According to the study findings, long-term treatment led to a 50% decrease in the annual rate of decline in the forced vital capacity percent of predicted (FVC%p).
Investigators further observed that the therapy effect was consistent year-on-year for up to six years.
Consistent reductions were also achieved in the rate of inspiratory as well as expiratory respiratory function loss.
The company also added that long-term treatment with idebenone resulted in a minimised risk of certain patient-relevant outcomes such as bronchopulmonary adverse events and hospitalisations by respiratory causes.
Santhera Pharmaceuticals chief medical officer and development head Kristina Sjöblom Nygren said: “We are very excited to see that the significant treatment effect with idebenone observed in our 52-week Phase III DELOS study is maintained over the long-term.
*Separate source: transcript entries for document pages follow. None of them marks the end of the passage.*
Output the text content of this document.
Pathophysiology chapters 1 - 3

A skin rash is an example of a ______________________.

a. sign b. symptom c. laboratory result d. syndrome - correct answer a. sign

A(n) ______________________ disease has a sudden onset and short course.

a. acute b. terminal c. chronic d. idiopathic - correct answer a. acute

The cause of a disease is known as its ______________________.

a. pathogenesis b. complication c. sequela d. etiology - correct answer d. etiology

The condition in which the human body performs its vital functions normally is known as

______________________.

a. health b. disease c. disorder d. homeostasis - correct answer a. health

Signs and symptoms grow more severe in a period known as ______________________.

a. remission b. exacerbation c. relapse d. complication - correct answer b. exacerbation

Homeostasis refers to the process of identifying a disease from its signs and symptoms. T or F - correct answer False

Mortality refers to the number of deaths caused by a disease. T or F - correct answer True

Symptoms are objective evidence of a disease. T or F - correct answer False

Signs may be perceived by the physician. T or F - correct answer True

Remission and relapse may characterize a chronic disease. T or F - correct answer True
“The new findings are highly relevant for DMD patients in respiratory decline who have an urgent need for a therapy to modify the declining course of respiratory function decline and ultimately delay the need for assisted ventilation.”
DMD is considered as one of the most common types of progressive muscle weakness and degeneration affecting only males.
The genetic disorder’s symptoms include cell damage, impaired calcium homeostasis, increased oxidative stress and reduced energy production in muscle cells.